W zamieszczonym na Twitterze i Facebooku krótkim nagraniu Tusk oświadczył, że "operacja wyprowadzania Polski z Europy, zaplanowana przez Jarosława Kaczyńskiego ruszyła pełną parą". "Jeśli pozostaniemy bierni, nic go nie zatrzyma. Coraz więcej ludzi mówi dziś, że ciśnie im się na usta tylko jedno słowo: +zdrada+, bo to jest zdrada - zdrada najważniejszych narodowych interesów i naszych zwykłych polskich marzeń: o bezpieczeństwie, dobrobycie, o wolności" - ocenił szef Platformy.

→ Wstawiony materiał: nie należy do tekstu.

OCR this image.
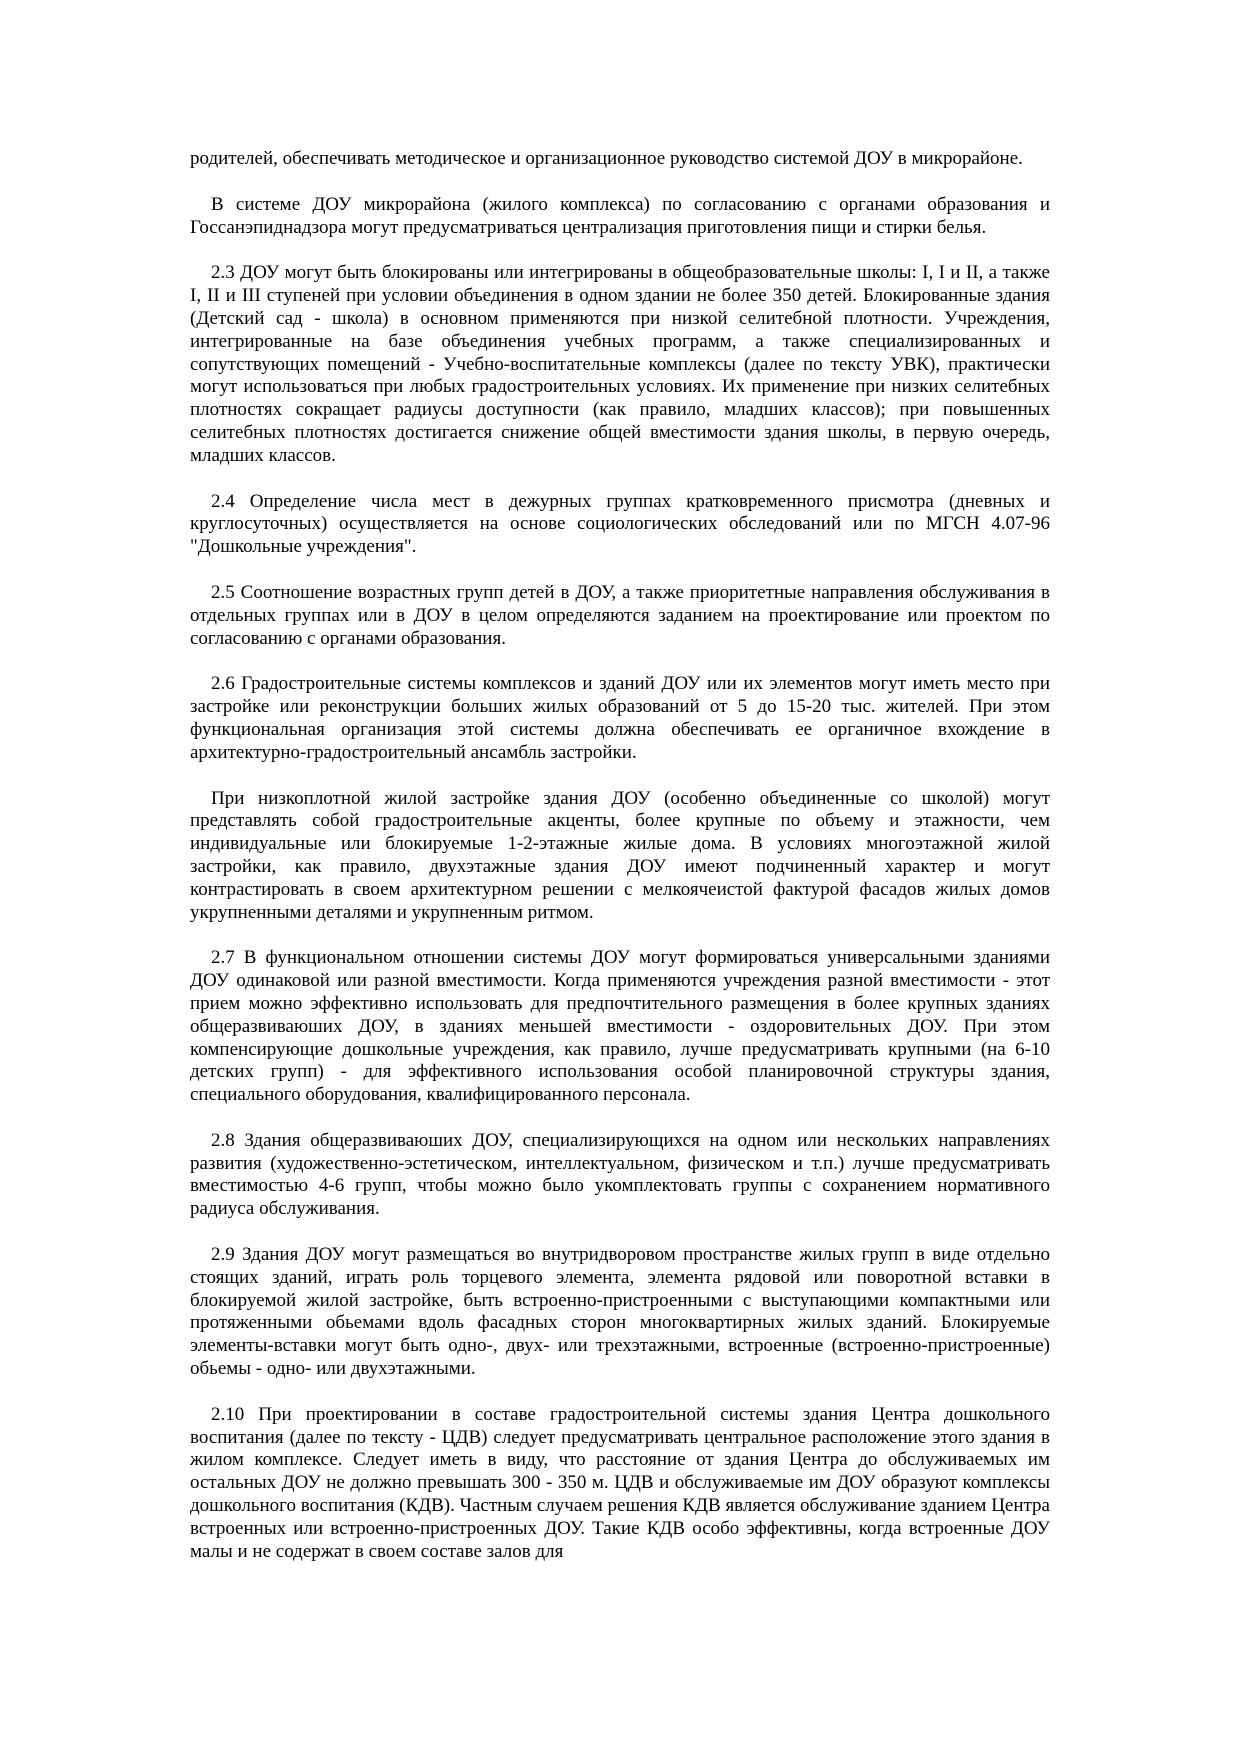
родителей, обеспечивать методическое и организационное руководство системой ДОУ в микрорайоне.

В системе ДОУ микрорайона (жилого комплекса) по согласованию с органами образования и Госсанэпиднадзора могут предусматриваться централизация приготовления пищи и стирки белья.

2.3 ДОУ могут быть блокированы или интегрированы в общеобразовательные школы: I, I и II, а также I, II и III ступеней при условии объединения в одном здании не более 350 детей. Блокированные здания (Детский сад - школа) в основном применяются при низкой селитебной плотности. Учреждения, интегрированные на базе объединения учебных программ, а также специализированных и сопутствующих помещений - Учебно-воспитательные комплексы (далее по тексту УВК), практически могут использоваться при любых градостроительных условиях. Их применение при низких селитебных плотностях сокращает радиусы доступности (как правило, младших классов); при повышенных селитебных плотностях достигается снижение общей вместимости здания школы, в первую очередь, младших классов.

2.4 Определение числа мест в дежурных группах кратковременного присмотра (дневных и круглосуточных) осуществляется на основе социологических обследований или по МГСН 4.07-96 "Дошкольные учреждения".

2.5 Соотношение возрастных групп детей в ДОУ, а также приоритетные направления обслуживания в отдельных группах или в ДОУ в целом определяются заданием на проектирование или проектом по согласованию с органами образования.

2.6 Градостроительные системы комплексов и зданий ДОУ или их элементов могут иметь место при застройке или реконструкции больших жилых образований от 5 до 15-20 тыс. жителей. При этом функциональная организация этой системы должна обеспечивать ее органичное вхождение в архитектурно-градостроительный ансамбль застройки.

При низкоплотной жилой застройке здания ДОУ (особенно объединенные со школой) могут представлять собой градостроительные акценты, более крупные по объему и этажности, чем индивидуальные или блокируемые 1-2-этажные жилые дома. В условиях многоэтажной жилой застройки, как правило, двухэтажные здания ДОУ имеют подчиненный характер и могут контрастировать в своем архитектурном решении с мелкоячеистой фактурой фасадов жилых домов укрупненными деталями и укрупненным ритмом.

2.7 В функциональном отношении системы ДОУ могут формироваться универсальными зданиями ДОУ одинаковой или разной вместимости. Когда применяются учреждения разной вместимости - этот прием можно эффективно использовать для предпочтительного размещения в более крупных зданиях общеразвиваюших ДОУ, в зданиях меньшей вместимости - оздоровительных ДОУ. При этом компенсирующие дошкольные учреждения, как правило, лучше предусматривать крупными (на 6-10 детских групп) - для эффективного использования особой планировочной структуры здания, специального оборудования, квалифицированного персонала.

2.8 Здания общеразвиваюших ДОУ, специализирующихся на одном или нескольких направлениях развития (художественно-эстетическом, интеллектуальном, физическом и т.п.) лучше предусматривать вместимостью 4-6 групп, чтобы можно было укомплектовать группы с сохранением нормативного радиуса обслуживания.

2.9 Здания ДОУ могут размещаться во внутридворовом пространстве жилых групп в виде отдельно стоящих зданий, играть роль торцевого элемента, элемента рядовой или поворотной вставки в блокируемой жилой застройке, быть встроенно-пристроенными с выступающими компактными или протяженными обьемами вдоль фасадных сторон многоквартирных жилых зданий. Блокируемые элементы-вставки могут быть одно-, двух- или трехэтажными, встроенные (встроенно-пристроенные) обьемы - одно- или двухэтажными.

2.10 При проектировании в составе градостроительной системы здания Центра дошкольного воспитания (далее по тексту - ЦДВ) следует предусматривать центральное расположение этого здания в жилом комплексе. Следует иметь в виду, что расстояние от здания Центра до обслуживаемых им остальных ДОУ не должно превышать 300 - 350 м. ЦДВ и обслуживаемые им ДОУ образуют комплексы дошкольного воспитания (КДВ). Частным случаем решения КДВ является обслуживание зданием Центра встроенных или встроенно-пристроенных ДОУ. Такие КДВ особо эффективны, когда встроенные ДОУ малы и не содержат в своем составе залов для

"Wzywam więc wszystkich, którzy kochają Polskę, wzywam wszystkich, którzy kochają wolność, wzywam wszystkich, którzy kochają swoje dzieci. Nie ma znaczenia ile macie lat, jakie macie poglądy, gdzie mieszkacie, czy jesteście wierzący czy niewierzący ani na jaką partię głosowaliście. Dziś musimy być wszyscy razem i musimy zapomnieć o podziałach. Musimy ratować Polskę" - podkreślił lider PO.

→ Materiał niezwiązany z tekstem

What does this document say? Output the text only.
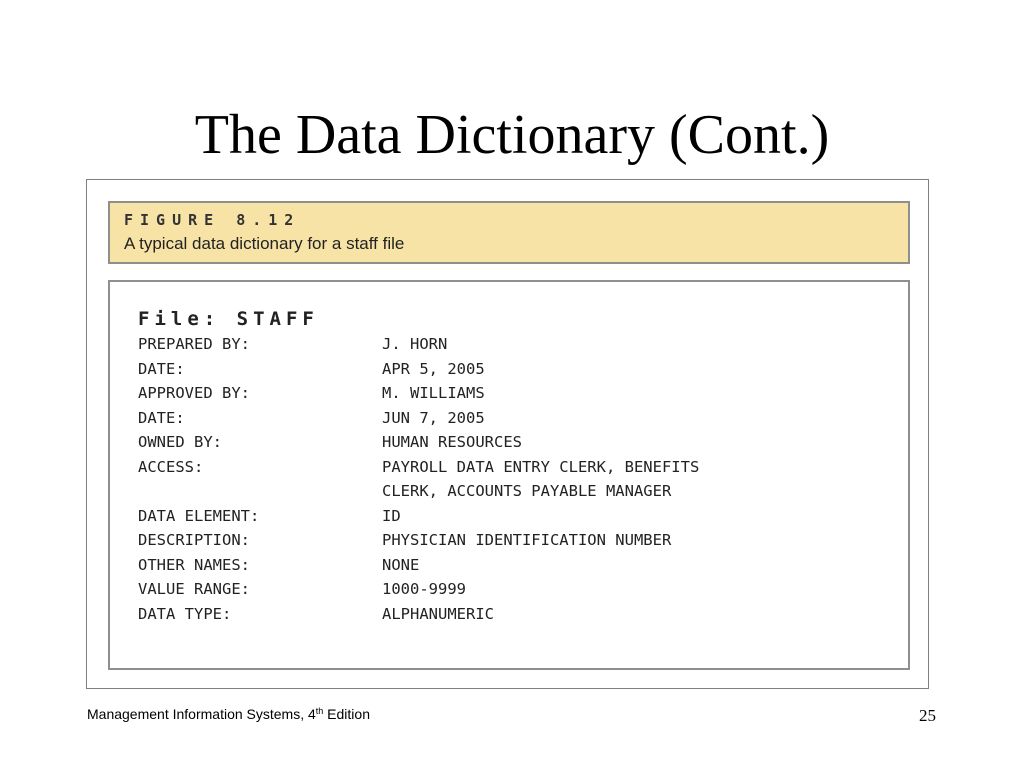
The Data Dictionary (Cont.)
FIGURE 8.12
A typical data dictionary for a staff file
File: STAFF
PREPARED BY:	J. HORN
DATE:	APR 5, 2005
APPROVED BY:	M. WILLIAMS
DATE:	JUN 7, 2005
OWNED BY:	HUMAN RESOURCES
ACCESS:	PAYROLL DATA ENTRY CLERK, BENEFITS
CLERK, ACCOUNTS PAYABLE MANAGER
DATA ELEMENT:	ID
DESCRIPTION:	PHYSICIAN IDENTIFICATION NUMBER
OTHER NAMES:	NONE
VALUE RANGE:	1000-9999
DATA TYPE:	ALPHANUMERIC
Management Information Systems, 4th Edition	25
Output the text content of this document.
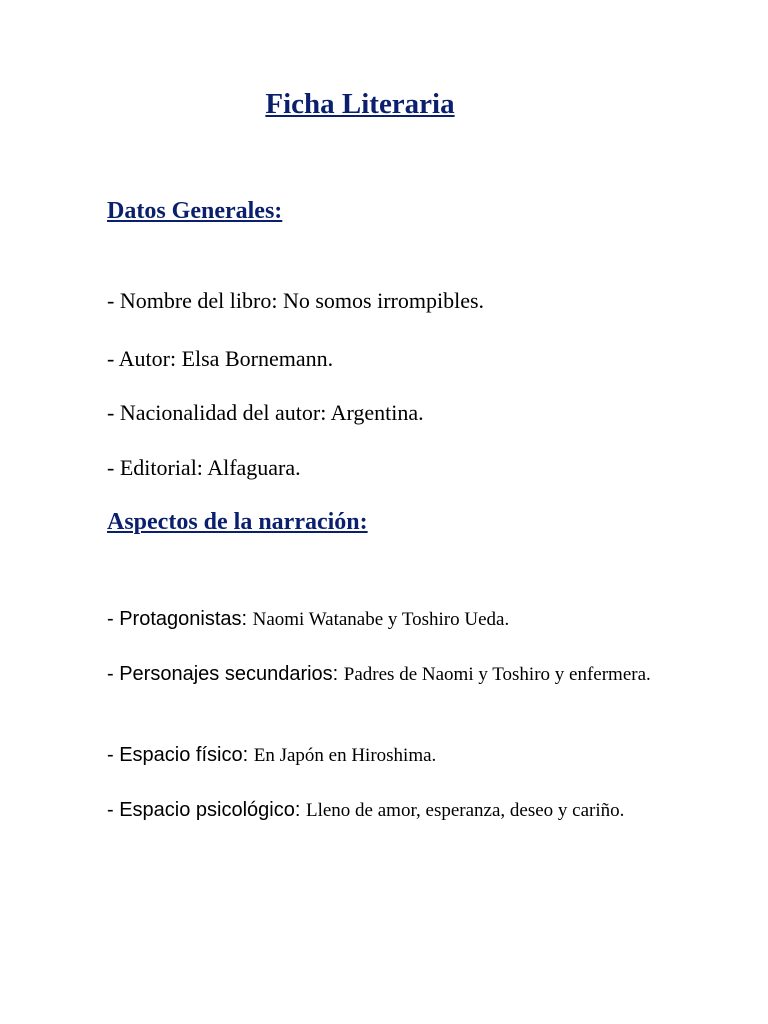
Ficha Literaria
Datos Generales:
- Nombre del libro: No somos irrompibles.
- Autor: Elsa Bornemann.
- Nacionalidad del autor: Argentina.
- Editorial: Alfaguara.
Aspectos de la narración:
- Protagonistas: Naomi Watanabe y Toshiro Ueda.
- Personajes secundarios: Padres de Naomi y Toshiro y enfermera.
- Espacio físico: En Japón en Hiroshima.
- Espacio psicológico: Lleno de amor, esperanza, deseo y cariño.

Jak dodał, nikt tego za nas nie zrobi. "Głęboko wierzę, że wciąż wszystko jest w naszych rękach, a więc zbieramy się w niedzielę o 18.00 na Placu Zamkowym w Warszawie. Polska jest warta naszego zaangażowania, nasza przyszłość jest tego warta. Do zobaczenia w niedzielę" - powiedział Tusk.

Reklama

W czwartek TK uznał, że przepisy europejskie w zakresie, w jakim organy Unii Europejskiej działają poza granicami kompetencji przekazanych przez Polskę, są niezgodne z polską konstytucją. Niezgodny z konstytucją jest także przepis europejski uprawniający sądy krajowe do pomijania przepisów konstytucji lub orzekania na podstawie uchylonych norm, a także przepisy Traktatu o UE uprawniające sądy krajowe do kontroli legalności powołania sędziego przez prezydenta oraz uchwał Krajowej Rady Sądownictwa ws. powołania sędziów.

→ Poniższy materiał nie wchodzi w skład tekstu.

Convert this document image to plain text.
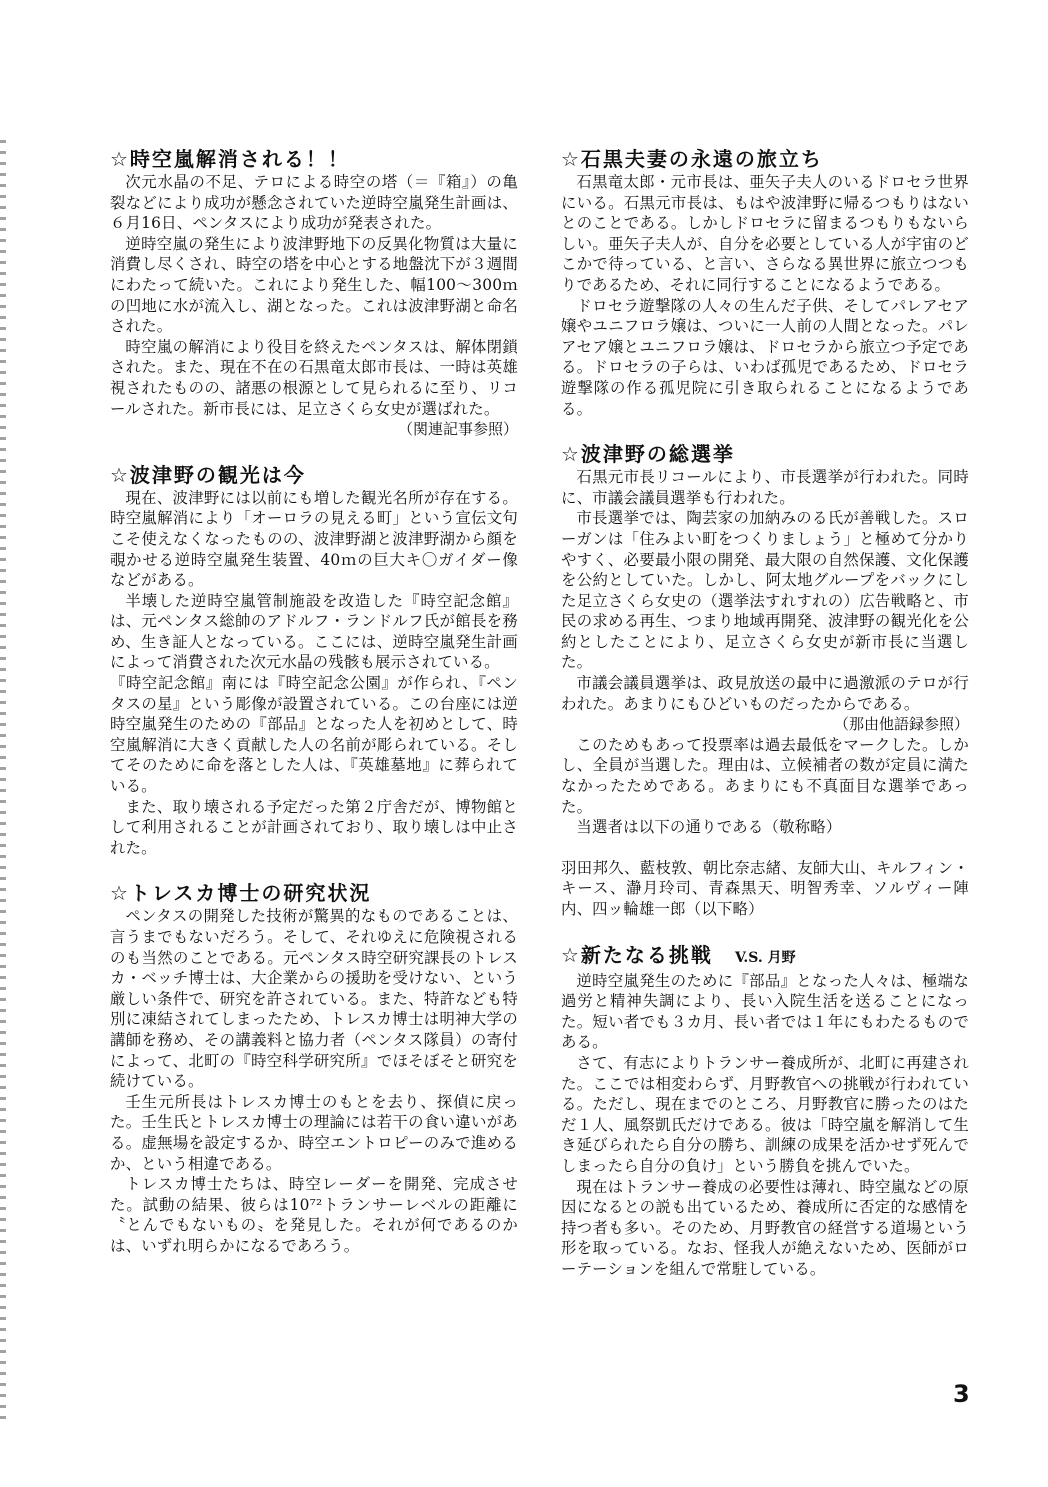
☆時空嵐解消される！！

次元水晶の不足、テロによる時空の塔（＝『箱』）の亀裂などにより成功が懸念されていた逆時空嵐発生計画は、６月16日、ペンタスにより成功が発表された。

逆時空嵐の発生により波津野地下の反異化物質は大量に消費し尽くされ、時空の塔を中心とする地盤沈下が３週間にわたって続いた。これにより発生した、幅100〜300ｍの凹地に水が流入し、湖となった。これは波津野湖と命名された。

時空嵐の解消により役目を終えたペンタスは、解体閉鎖された。また、現在不在の石黒竜太郎市長は、一時は英雄視されたものの、諸悪の根源として見られるに至り、リコールされた。新市長には、足立さくら女史が選ばれた。

（関連記事参照）

☆波津野の観光は今

現在、波津野には以前にも増した観光名所が存在する。時空嵐解消により「オーロラの見える町」という宣伝文句こそ使えなくなったものの、波津野湖と波津野湖から顔を覗かせる逆時空嵐発生装置、40ｍの巨大キ〇ガイダー像などがある。

半壊した逆時空嵐管制施設を改造した『時空記念館』は、元ペンタス総帥のアドルフ・ランドルフ氏が館長を務め、生き証人となっている。ここには、逆時空嵐発生計画によって消費された次元水晶の残骸も展示されている。

『時空記念館』南には『時空記念公園』が作られ、『ペンタスの星』という彫像が設置されている。この台座には逆時空嵐発生のための『部品』となった人を初めとして、時空嵐解消に大きく貢献した人の名前が彫られている。そしてそのために命を落とした人は、『英雄墓地』に葬られている。

また、取り壊される予定だった第２庁舎だが、博物館として利用されることが計画されており、取り壊しは中止された。

☆トレスカ博士の研究状況

ペンタスの開発した技術が驚異的なものであることは、言うまでもないだろう。そして、それゆえに危険視されるのも当然のことである。元ペンタス時空研究課長のトレスカ・ベッチ博士は、大企業からの援助を受けない、という厳しい条件で、研究を許されている。また、特許なども特別に凍結されてしまったため、トレスカ博士は明神大学の講師を務め、その講義料と協力者（ペンタス隊員）の寄付によって、北町の『時空科学研究所』でほそぼそと研究を続けている。

壬生元所長はトレスカ博士のもとを去り、探偵に戻った。壬生氏とトレスカ博士の理論には若干の食い違いがある。虚無場を設定するか、時空エントロピーのみで進めるか、という相違である。

トレスカ博士たちは、時空レーダーを開発、完成させた。試動の結果、彼らは10⁷²トランサーレベルの距離に〝とんでもないもの〟を発見した。それが何であるのかは、いずれ明らかになるであろう。

☆石黒夫妻の永遠の旅立ち

石黒竜太郎・元市長は、亜矢子夫人のいるドロセラ世界にいる。石黒元市長は、もはや波津野に帰るつもりはないとのことである。しかしドロセラに留まるつもりもないらしい。亜矢子夫人が、自分を必要としている人が宇宙のどこかで待っている、と言い、さらなる異世界に旅立つつもりであるため、それに同行することになるようである。

ドロセラ遊撃隊の人々の生んだ子供、そしてパレアセア嬢やユニフロラ嬢は、ついに一人前の人間となった。パレアセア嬢とユニフロラ嬢は、ドロセラから旅立つ予定である。ドロセラの子らは、いわば孤児であるため、ドロセラ遊撃隊の作る孤児院に引き取られることになるようである。

☆波津野の総選挙

石黒元市長リコールにより、市長選挙が行われた。同時に、市議会議員選挙も行われた。

市長選挙では、陶芸家の加納みのる氏が善戦した。スローガンは「住みよい町をつくりましょう」と極めて分かりやすく、必要最小限の開発、最大限の自然保護、文化保護を公約としていた。しかし、阿太地グループをバックにした足立さくら女史の（選挙法すれすれの）広告戦略と、市民の求める再生、つまり地域再開発、波津野の観光化を公約としたことにより、足立さくら女史が新市長に当選した。

市議会議員選挙は、政見放送の最中に過激派のテロが行われた。あまりにもひどいものだったからである。

（那由他語録参照）

このためもあって投票率は過去最低をマークした。しかし、全員が当選した。理由は、立候補者の数が定員に満たなかったためである。あまりにも不真面目な選挙であった。

当選者は以下の通りである（敬称略）

羽田邦久、藍枝敦、朝比奈志緒、友師大山、キルフィン・キース、瀞月玲司、青森黒天、明智秀幸、ソルヴィー陣内、四ッ輪雄一郎（以下略）

☆新たなる挑戦 V.S. 月野

逆時空嵐発生のために『部品』となった人々は、極端な過労と精神失調により、長い入院生活を送ることになった。短い者でも３カ月、長い者では１年にもわたるものである。

さて、有志によりトランサー養成所が、北町に再建された。ここでは相変わらず、月野教官への挑戦が行われている。ただし、現在までのところ、月野教官に勝ったのはただ１人、風祭凱氏だけである。彼は「時空嵐を解消して生き延びられたら自分の勝ち、訓練の成果を活かせず死んでしまったら自分の負け」という勝負を挑んでいた。

現在はトランサー養成の必要性は薄れ、時空嵐などの原因になるとの説も出ているため、養成所に否定的な感情を持つ者も多い。そのため、月野教官の経営する道場という形を取っている。なお、怪我人が絶えないため、医師がローテーションを組んで常駐している。

3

Przewodnicząca Komisji Europejskiej Ursula von der Leyen oświadczyła w piątek, że jest głęboko zaniepokojona orzeczeniem polskiego Trybunału Konstytucyjnego. Poinformowała, że poleciła służbom KE dogłębną i szybką analizę, na tej podstawie zapadnie decyzja o kolejnych krokach.

Szefowa KE oświadczyła, że najwyższym priorytetem "jest zapewnienie ochrony praw obywateli polskich i korzystanie przez obywateli polskich z korzyści wynikających z członkostwa w Unii Europejskiej, tak jak wszyscy obywatele naszej Unii". "Ponadto obywatele UE, a także firmy prowadzące działalność gospodarczą w Polsce potrzebują pewności prawa, że przepisy unijne, w tym orzeczenia Trybunału Sprawiedliwości UE, są w Polsce w pełni stosowane" - wskazała.

Von der Leyen oświadczyła, że unijne traktaty są bardzo jasne, "wszystkie orzeczenia Trybunału Sprawiedliwości UE są wiążące dla wszystkich organów państw członkowskich, w tym sądów krajowych", a "prawo UE ma pierwszeństwo przed prawem krajowym, w tym przed przepisami konstytucyjnymi". "Na to zgodziły się wszystkie państwa członkowskie UE jako członkowie Unii Europejskiej. Aby to zapewnić, wykorzystamy wszystkie uprawnienia, jakie mamy na mocy traktatów" - zaznaczyła.

Premier Mateusz Morawiecki, w zamieszczonym w czwartek wpisie na Facebooku napisał, że "miejsce Polski jest i będzie w europejskiej rodzinie narodów", a "wyrok Trybunału Konstytucyjnego potwierdził to, co literalnie wynika z treści Konstytucji RP", że "prawo konstytucyjne ma wyższość nad innymi źródłami prawa". Szef rządu dodał, że "to samo w ostatnich latach potwierdzały trybunały konstytucyjne wielu państw członkowskich", Polska ma takie same prawa jak inne państwa i "pragniemy, żeby te prawa były respektowane".